Here is a second example Percy presents that uses yet another rhetorical device: a scene from a movie in which a girl hides in the bushes listening in on a record playing Beethoven. Right when we are led to believe that a concrete claim is about to be made, the author ends the story with yet another question: “What is the best way to hear Beethoven: sitting in a proper silence around the Capehart or eavesdropping from an azalea bush?” (Percy 473). Every other sentence leading up to that question insinuates that Percy believes that it is the girl with the more authentic, true experience. However, Percy again surprises by using a question that does not provide closure, but serves to stimulate the reader’s own intellectual assessment of the situation. It is Percy’s use of literary devices, such as in the examples above, that creates an ambiguous feel to the paper. Instead of stating his own opinion, Percy prefers questions that purposefully leave things open to interpretation.

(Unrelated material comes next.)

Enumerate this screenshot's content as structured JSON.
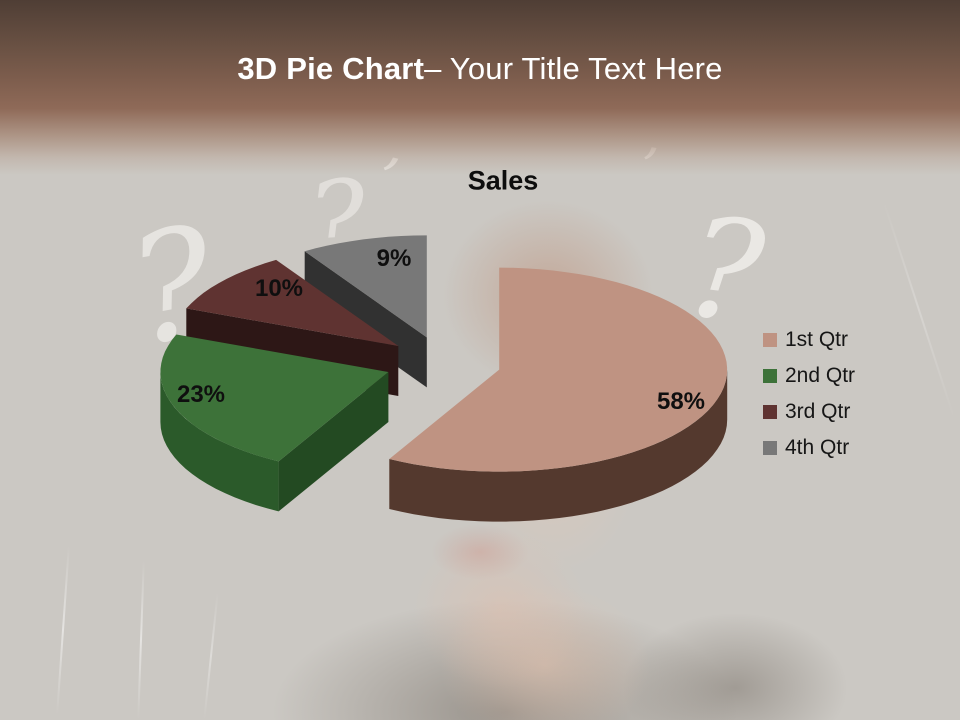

He does so to increase his reader’s sovereignty over his own paper. The contrast between the two examples is quite obvious. In the case of the tourists at the Grand Canyon, Percy offers many scenarios, each with its own question and answer, whereas the young girl’s example has a very short and straightforward story. It’s as if each of the Grand Canyon stories is its own sub-Dot-a-Pix, while the girl’s story contains only a couple of dots. The effect is the same in that none of them on their own reveal the big picture.

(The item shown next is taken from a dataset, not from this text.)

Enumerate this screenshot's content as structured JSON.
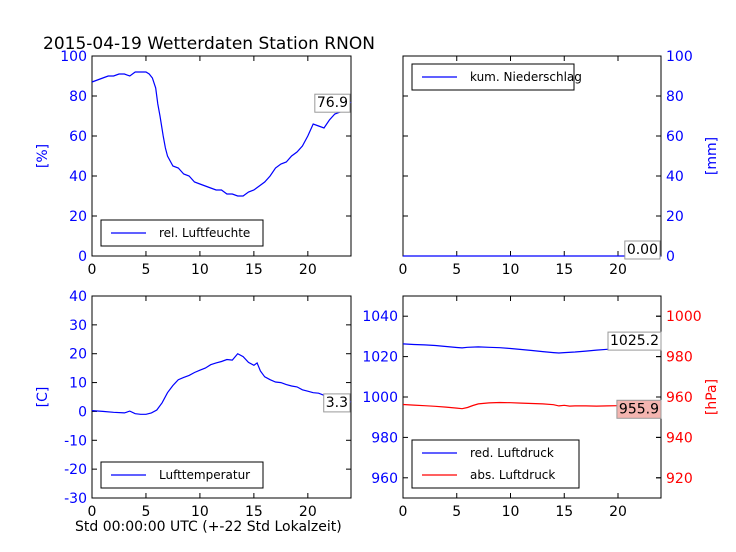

Percy presents examples and questions to the reader, rather than making definitive statements. This allows readers to ponder and formulate their own viewpoint. The paper’s lack of a definitive thesis, its ambiguous syntax, and the use of rhetorical questions as literary devices denote Percy’s effort to empower his readers so they become more sovereign. Each reader is allowed the freedom to pick whichever dots they choose, and to connect them accordingly so as to arrive at their own “big picture.” In this way, the final product of the essay, the masterpiece which is Percy’s claim, is one that is up to interpretation.